I was placed in a similar situation to the women in your recent Stylist feature having been approved to adopt my daughter. I had been employed by my company for over 3.5 years and during that period had had to deal with the mental trauma of discovering that I would never be able to become pregnant and then embarking on the long road to adoption. At the time, there was no law in place to give women who adopted any financial benefits – no adoption equivalent to maternity pay. I campaigned hard to my HR department at the time who eventually agreed that I could take 3 months’ adoption leave on full pay, and would then be expected to return to work. The child I adopted was aged 3 years. The company considered that I wouldn’t need more than 3 months since she was not a baby and that 3 months would be sufficient bonding time. I was just grateful that I didn’t have to lose 3 months’ salary.
When the time came for my return to work I contacted HR and reminded them that my 3 months’ adoption leave was nearly up (I had heard nothing from the company during my 3 months’ leave) and that I would be coming back to work as agreed, but that I would like them to consider whether I would do so on a part time, possibly 3 day per week basis. I had a 4 hour daily commute and I felt that coming back full time would take too much time away from my family. I was told that this would be considered and a meeting was set up, but I was told not to bring my child with me- my intention was that my partner and I would bring our adopted daughter into the office as my colleagues had all expressed a strong desire to meet her, and this was always done when colleagues gave birth to new babies, and my partner would take care of her while I attended the interview. Thinking this was an odd request, nevertheless I went into the office. Upon arrival I was immediately handed a letter advising me that my position had been redundant and I was told the same in person by a junior member of HR. I was shell-shocked – the implications of losing both a job I enjoyed and a regular salary was devastating to our family unit. I was the only breadwinner as a condition imposed by Social Services at the time of adopting was that one of us had to be a stay-at-home parent, therefore my partner had given up his job. At first I was advised I would receive statutory redundancy pay but a friend advised me to consult a lawyer, who managed to negotiate a slightly better severance package for me (about 4 months’ salary) but this was only on the basis that I agreed to sign an NDA. I felt I had no choice but to sign in order that I could have the comfort of being able to pay the mortgage and bills for the next few months while I looked for another job.
My confidence and self-esteem was severely affected and, I believe, this experience was what kick-started my issues with insomnia and depression (given that neither had been a problem previously).
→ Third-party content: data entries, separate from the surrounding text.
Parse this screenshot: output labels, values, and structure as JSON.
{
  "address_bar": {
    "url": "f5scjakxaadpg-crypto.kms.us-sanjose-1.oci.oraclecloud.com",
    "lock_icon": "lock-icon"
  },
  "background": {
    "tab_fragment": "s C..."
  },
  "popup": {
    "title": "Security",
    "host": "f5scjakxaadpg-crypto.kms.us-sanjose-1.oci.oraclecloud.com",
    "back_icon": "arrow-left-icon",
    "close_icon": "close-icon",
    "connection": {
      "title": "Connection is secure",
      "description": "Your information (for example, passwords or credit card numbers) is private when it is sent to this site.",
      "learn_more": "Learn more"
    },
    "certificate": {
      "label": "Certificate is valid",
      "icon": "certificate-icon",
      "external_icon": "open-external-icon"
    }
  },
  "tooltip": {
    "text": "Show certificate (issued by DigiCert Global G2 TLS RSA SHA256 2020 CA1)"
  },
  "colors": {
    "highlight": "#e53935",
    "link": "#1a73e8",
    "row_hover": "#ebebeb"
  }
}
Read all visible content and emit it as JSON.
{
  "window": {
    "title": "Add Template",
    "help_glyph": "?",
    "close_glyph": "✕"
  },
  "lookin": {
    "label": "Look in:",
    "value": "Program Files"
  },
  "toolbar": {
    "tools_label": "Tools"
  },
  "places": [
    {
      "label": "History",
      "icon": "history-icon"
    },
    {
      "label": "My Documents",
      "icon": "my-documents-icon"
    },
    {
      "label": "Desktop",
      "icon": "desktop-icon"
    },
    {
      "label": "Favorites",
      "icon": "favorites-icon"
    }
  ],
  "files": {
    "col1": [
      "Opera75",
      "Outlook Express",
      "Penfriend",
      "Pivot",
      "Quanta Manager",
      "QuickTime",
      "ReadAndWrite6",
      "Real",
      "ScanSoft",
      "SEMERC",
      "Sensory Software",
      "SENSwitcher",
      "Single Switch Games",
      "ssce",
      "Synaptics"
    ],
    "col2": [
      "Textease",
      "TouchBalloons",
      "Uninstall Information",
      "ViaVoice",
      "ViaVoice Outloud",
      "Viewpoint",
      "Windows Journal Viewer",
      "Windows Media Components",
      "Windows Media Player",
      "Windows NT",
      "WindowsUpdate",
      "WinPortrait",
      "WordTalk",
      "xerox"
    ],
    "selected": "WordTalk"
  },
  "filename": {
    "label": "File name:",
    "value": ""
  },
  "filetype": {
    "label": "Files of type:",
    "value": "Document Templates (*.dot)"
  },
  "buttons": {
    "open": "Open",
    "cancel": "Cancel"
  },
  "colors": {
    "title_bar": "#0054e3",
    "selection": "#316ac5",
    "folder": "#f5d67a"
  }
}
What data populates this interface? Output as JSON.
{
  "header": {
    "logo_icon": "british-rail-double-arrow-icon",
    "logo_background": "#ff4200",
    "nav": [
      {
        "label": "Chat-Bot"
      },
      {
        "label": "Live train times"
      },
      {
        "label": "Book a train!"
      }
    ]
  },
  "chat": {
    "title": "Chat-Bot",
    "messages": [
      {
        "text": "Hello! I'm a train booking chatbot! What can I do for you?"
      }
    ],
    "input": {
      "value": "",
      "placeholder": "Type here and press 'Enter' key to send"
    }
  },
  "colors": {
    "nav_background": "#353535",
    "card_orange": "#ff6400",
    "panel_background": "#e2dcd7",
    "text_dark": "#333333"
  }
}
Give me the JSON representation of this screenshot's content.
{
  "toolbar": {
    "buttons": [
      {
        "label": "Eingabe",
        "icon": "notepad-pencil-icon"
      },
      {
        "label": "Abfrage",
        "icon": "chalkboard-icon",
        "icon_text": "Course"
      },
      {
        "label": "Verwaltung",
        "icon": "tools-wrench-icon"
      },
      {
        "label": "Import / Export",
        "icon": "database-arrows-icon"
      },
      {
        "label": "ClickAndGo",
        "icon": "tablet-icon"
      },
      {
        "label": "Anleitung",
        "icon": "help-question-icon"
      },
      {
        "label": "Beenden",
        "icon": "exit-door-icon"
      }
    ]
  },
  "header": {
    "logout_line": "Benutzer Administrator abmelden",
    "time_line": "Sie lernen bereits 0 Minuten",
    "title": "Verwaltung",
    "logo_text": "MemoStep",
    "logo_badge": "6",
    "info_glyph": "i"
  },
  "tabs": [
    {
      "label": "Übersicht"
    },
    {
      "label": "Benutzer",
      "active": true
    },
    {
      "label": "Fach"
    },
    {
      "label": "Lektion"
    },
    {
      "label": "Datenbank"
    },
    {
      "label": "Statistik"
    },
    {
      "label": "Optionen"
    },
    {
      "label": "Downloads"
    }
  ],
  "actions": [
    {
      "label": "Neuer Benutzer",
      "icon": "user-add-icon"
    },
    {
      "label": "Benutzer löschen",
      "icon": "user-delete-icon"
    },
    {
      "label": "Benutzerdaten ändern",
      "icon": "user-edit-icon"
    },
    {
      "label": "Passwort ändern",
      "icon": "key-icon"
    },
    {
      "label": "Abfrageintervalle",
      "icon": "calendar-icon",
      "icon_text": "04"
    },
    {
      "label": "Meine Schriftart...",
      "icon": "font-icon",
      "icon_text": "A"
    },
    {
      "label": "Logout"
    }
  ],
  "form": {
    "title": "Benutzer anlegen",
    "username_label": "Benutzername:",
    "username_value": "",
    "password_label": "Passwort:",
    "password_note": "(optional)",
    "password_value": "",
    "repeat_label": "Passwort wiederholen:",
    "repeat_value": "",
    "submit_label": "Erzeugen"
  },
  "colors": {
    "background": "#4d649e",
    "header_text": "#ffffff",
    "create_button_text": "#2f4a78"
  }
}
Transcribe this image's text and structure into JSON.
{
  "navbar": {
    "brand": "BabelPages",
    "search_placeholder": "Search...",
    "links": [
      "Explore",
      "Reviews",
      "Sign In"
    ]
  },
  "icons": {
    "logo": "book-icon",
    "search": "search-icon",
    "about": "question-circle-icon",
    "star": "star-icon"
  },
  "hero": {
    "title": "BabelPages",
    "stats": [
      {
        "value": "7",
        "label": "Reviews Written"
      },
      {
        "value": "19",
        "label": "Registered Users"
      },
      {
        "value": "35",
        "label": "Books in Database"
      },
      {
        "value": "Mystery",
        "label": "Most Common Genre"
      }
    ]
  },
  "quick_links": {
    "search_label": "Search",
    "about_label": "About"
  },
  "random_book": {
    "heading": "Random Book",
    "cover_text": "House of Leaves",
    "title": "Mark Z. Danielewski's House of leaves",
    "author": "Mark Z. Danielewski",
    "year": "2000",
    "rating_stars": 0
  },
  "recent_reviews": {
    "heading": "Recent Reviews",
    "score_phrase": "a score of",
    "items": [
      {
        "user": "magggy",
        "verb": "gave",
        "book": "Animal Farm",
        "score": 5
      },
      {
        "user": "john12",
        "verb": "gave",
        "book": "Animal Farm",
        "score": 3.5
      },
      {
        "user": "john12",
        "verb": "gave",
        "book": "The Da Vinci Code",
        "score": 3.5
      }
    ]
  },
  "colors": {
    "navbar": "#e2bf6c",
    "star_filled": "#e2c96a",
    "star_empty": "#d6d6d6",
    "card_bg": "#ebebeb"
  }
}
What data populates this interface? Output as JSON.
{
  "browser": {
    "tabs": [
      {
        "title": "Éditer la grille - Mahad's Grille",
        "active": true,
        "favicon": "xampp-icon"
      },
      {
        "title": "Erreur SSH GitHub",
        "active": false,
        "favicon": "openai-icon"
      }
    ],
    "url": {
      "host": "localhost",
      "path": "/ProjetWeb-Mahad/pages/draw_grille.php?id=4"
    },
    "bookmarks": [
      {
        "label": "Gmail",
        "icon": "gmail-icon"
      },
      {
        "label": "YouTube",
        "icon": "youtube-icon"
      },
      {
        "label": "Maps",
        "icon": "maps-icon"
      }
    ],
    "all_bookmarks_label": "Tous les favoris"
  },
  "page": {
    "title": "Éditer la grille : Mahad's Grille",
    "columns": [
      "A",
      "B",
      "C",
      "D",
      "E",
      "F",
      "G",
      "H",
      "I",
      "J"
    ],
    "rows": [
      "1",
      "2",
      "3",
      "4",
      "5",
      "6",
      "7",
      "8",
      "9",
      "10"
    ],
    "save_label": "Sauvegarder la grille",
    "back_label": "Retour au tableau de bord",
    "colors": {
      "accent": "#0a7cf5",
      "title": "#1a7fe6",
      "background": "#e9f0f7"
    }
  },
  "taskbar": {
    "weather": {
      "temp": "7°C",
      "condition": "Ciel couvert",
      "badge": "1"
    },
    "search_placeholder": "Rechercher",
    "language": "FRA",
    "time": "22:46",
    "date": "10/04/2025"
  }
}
I don’t believe I ever fully recovered from the feelings of simply being discarded and thought of as an inconvenience by my former employers and I have always seethed inwardly that I have never been able to express my anger at the unfairness of the situation I found myself in, due to having to sign the NDA.
I really just wanted to express to you that adopters may face similar situations to pregnant women although, I’m glad to say that, since my experience the law has changed and adopters now have similar legal financial maternity provisions to those who are pregnant.
With grateful thanks to you for all that you are doing to raise awareness to this situation which I know continues to cause untold distress to many women.